PS: If anyone has a good model/providers for 'Serverless SQL databases' kindly let me know. The RDS design is quite pricey, to have constantly running DBs (at least in terms of the way to pay for them)


RDS always running was just recently fixed...

https://aws.amazon.com/about-aws/whats-new/2017/06/amazon-rd...



I have witnessed all of this too. Using it for event based stuff seems the most sane, or small scripts...

I have heard that go will be supported in the next three months and theres a lot of improvements coming. Cant wait to ditch those js and python wrappers.


- Decouple lambdas with queues and events, SQS, SNS and S3 events are your friends here

- Use environment variables

- Use step functions to create to create state machines

- Deploy using cloudformation templates and serverless framework


Since you can not trigger Lambda with SQS, I don't recommend using Lambda with SQS. You end up having to use some other tool to trigger the Lambda invocation, and polling SQS from there.

Better to use a stream that can trigger Lambdas natively - like SNS or Kinesis.


In the end it's only the web server that is serverless, you still need other servers depending on your use case, and hey, web servers aren't that hard to run anyway.


We had a bad experience: we accidentally made an error in one function that got called a lot, which blocked other functions from runnning. Yay for isolation!


I'd like to use Lambda@Edge to add headers to my CloudFront responses. Does anybody have any idea when this might be released from preview?


Can anyone speak to continuous deployments with Lambda, where downtime is not an option? Is it possible to run blue green deployments?


If downtime is an not an option, Lambda is not the solution. Amazon will automatically shut down instances of your Lambda if they haven't been used (~5-15 minutes), and starting a fresh Lambda has noticeable latency. So, some people have resorted to periodically querying their Lambda to prevent this. However, occasionally Amazon will reset all Lambdas, which will force the hard restart.
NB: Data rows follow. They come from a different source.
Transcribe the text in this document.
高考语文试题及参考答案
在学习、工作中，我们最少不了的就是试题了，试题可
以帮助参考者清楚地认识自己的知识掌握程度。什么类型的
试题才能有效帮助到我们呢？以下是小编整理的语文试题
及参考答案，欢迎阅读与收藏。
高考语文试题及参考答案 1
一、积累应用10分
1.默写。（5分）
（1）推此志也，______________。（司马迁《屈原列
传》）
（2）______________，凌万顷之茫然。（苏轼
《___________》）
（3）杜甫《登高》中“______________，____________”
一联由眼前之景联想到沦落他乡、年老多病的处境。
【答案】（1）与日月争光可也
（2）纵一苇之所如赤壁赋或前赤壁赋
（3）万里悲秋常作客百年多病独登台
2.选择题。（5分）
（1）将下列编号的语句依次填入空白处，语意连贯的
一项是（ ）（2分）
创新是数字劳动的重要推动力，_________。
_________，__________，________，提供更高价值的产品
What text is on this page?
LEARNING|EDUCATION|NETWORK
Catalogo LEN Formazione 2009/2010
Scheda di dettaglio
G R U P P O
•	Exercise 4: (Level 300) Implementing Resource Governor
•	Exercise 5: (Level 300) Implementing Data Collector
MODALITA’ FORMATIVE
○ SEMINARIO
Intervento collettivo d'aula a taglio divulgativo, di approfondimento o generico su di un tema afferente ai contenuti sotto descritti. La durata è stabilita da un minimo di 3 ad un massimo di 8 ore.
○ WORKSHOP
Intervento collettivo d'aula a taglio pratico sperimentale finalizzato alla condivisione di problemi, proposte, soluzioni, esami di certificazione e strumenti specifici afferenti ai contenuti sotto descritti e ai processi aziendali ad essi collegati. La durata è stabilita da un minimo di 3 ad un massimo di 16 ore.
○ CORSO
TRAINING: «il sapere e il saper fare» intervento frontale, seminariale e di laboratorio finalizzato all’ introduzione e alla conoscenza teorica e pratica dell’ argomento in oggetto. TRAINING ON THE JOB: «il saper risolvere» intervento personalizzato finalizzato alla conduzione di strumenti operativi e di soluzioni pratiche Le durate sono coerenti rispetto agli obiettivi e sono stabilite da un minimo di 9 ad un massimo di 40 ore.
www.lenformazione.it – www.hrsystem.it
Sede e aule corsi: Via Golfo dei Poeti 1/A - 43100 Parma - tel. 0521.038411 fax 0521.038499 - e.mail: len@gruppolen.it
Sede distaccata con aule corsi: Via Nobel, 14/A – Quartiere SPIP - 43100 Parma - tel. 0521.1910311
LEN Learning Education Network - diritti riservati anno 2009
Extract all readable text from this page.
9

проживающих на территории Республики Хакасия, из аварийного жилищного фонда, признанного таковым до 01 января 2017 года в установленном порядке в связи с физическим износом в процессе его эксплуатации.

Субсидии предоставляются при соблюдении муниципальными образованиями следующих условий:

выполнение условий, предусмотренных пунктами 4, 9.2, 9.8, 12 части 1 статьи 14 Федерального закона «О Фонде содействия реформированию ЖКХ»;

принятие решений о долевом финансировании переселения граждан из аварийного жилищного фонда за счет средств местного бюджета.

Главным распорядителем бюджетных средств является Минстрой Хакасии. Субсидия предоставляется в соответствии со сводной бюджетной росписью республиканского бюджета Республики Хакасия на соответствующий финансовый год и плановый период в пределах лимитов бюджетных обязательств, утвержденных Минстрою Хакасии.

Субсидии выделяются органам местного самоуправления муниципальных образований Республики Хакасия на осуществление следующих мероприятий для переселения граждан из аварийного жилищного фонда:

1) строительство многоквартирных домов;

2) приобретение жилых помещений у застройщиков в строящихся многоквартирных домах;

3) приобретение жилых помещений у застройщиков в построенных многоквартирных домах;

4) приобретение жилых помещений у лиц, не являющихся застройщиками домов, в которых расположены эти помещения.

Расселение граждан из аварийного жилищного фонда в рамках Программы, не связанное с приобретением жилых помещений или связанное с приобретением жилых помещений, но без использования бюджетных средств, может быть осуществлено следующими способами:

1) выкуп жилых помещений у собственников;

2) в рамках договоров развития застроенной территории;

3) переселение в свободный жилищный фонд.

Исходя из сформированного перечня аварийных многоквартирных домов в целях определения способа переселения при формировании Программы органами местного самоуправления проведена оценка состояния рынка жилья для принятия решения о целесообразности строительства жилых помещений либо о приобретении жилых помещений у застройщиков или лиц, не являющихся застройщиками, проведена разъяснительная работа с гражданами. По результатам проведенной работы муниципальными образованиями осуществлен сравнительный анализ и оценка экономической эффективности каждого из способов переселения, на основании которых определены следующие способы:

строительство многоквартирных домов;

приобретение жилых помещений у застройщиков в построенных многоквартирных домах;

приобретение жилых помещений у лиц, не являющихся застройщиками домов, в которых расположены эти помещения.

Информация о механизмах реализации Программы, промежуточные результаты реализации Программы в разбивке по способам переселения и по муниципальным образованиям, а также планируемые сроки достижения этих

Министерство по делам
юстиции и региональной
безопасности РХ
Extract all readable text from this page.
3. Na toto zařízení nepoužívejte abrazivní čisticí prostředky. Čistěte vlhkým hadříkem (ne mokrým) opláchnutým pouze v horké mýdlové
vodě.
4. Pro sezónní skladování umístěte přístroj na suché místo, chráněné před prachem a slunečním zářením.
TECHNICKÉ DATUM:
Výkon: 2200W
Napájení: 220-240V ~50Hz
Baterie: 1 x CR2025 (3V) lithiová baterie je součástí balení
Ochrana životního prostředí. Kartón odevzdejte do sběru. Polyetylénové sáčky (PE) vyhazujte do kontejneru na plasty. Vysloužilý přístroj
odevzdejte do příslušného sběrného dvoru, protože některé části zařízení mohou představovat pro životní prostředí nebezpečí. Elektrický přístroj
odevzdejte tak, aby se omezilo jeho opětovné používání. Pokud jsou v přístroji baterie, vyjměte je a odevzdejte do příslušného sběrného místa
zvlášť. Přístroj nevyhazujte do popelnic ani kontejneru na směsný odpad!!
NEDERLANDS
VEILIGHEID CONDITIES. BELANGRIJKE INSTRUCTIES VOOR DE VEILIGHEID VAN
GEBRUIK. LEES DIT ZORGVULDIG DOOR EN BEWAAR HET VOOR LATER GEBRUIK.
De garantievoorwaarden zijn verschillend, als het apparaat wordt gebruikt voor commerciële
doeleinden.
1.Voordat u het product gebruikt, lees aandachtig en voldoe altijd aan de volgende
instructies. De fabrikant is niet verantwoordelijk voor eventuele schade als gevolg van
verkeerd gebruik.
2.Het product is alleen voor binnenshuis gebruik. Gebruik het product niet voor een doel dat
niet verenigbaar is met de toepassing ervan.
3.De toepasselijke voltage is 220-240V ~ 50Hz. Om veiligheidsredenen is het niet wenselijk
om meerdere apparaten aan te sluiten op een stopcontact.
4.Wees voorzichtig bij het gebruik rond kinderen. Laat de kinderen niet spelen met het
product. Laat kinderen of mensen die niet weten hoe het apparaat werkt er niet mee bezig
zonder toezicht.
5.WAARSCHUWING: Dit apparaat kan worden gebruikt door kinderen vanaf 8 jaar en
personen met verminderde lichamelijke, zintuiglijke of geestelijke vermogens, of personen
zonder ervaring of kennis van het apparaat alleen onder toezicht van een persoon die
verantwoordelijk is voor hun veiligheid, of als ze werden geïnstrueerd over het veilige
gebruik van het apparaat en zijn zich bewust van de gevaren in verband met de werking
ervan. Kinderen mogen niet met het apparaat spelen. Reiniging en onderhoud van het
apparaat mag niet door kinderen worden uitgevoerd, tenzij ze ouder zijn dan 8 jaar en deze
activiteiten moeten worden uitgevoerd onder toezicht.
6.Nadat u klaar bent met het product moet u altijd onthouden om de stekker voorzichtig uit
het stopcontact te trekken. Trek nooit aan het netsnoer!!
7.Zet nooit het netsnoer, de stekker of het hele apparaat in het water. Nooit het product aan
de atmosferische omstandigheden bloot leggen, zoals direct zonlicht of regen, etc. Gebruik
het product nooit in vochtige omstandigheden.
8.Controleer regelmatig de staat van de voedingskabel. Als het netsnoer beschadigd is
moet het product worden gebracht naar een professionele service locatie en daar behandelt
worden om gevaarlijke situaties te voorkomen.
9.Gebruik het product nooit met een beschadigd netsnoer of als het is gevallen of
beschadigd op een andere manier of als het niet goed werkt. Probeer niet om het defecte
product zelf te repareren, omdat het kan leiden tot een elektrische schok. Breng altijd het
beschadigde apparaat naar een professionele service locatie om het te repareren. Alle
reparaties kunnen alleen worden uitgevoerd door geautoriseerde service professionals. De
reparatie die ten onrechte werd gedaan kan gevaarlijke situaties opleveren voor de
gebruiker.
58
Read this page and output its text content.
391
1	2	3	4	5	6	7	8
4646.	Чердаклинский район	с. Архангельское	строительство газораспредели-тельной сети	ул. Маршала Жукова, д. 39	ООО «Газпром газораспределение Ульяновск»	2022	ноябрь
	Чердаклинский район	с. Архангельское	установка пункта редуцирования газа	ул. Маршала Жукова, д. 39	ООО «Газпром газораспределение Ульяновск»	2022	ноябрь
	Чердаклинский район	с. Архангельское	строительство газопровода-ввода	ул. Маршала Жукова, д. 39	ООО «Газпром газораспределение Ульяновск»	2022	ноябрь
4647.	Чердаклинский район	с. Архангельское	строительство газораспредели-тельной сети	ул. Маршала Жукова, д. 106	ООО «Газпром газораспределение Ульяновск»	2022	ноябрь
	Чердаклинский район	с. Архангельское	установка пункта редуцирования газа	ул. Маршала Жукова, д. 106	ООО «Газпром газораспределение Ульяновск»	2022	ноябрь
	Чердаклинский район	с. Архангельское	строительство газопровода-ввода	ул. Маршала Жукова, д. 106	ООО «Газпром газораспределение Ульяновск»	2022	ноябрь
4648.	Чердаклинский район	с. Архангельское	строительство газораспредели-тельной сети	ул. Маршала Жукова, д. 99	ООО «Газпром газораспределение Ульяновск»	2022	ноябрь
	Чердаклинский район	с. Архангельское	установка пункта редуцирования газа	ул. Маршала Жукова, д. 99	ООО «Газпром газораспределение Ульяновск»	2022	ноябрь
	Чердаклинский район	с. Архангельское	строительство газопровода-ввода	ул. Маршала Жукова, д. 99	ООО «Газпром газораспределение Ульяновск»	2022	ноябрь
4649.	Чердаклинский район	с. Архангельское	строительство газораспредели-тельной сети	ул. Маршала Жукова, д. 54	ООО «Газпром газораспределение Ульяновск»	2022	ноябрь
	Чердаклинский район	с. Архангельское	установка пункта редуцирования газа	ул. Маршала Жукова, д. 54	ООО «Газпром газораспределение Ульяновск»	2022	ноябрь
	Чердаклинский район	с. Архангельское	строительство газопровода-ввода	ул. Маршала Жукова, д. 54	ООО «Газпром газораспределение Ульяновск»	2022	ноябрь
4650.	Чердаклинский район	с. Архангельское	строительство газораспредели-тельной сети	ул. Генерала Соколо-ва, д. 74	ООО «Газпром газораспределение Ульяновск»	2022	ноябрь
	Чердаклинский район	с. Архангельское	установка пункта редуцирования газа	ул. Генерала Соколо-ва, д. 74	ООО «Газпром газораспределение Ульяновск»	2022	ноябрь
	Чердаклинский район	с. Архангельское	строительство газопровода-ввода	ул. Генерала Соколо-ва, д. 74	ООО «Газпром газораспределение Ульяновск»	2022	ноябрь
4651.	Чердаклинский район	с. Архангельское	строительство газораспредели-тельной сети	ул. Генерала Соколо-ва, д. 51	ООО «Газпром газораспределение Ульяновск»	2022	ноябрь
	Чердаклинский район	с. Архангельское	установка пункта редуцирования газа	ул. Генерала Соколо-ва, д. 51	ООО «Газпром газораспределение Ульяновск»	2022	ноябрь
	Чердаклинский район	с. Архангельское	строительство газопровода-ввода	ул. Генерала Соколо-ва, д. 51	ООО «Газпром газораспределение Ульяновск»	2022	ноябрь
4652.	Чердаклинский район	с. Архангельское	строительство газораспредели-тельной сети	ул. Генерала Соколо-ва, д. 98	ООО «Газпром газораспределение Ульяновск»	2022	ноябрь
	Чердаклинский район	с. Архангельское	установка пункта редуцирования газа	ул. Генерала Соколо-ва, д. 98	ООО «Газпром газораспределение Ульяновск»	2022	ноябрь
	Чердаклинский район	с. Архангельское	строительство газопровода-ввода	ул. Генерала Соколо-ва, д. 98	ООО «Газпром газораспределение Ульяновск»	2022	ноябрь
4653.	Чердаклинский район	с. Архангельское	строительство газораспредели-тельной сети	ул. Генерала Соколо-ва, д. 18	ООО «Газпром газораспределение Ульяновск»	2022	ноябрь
I'm aware of the increased startup latency for functions haven't been recently used, but that's not the same as downtime or dropped connections.


Deploying code doesn't take a lambda function down. It just spins up the next instance with it.

You do have a cold start issue as mentioned above but if that isn't an issue, then you shouldn't see any down time.

We run a beta / prod system to do testing and then for blue / green, we deploy a second function and switch the API Gateway over when we are good to go. Pretty straight forward


I tried using Lambda, but need to set up the API gateway before using as well. Painful logging and parameter forwarding.


That makes no sense, API Gateway can proxy requests directly to lambda, and in C# there's Nancy / Web API middleware.


Lots of people saying the API gate away is hard.

You don't need to use the API gateway.

Just talk direct to Lambda.


Any comparisons to GCE and Azure's offerings for those who have used both?


I've only played with it as opposed to deploying Prod but guve Azure Functions a try too https://azure.microsoft.com/en-us/services/functions/


Works terribly. It's basically a thin wrapper around a shoddy jar framework. All the languages supported are basically shit-farmed from the original Java one. The Java one is the only one that works half decently.


This sounds like you touched it for all of 30 seconds hated it and formed an opinion.

I use both NodeJS and C# lambda's without issue. The support is really good.

Debugging experience isn't great but aside from that it's fast and easy to use.

C# lambda's can call RDS and respond back in ~5ms...

(before anyone calls me out on the 5ms...)

http://www.philliphaydon.com/2017/05/10/part5-configuring-th...

Last image, I state 2-3 second startup and then 4ms response on a call to the database.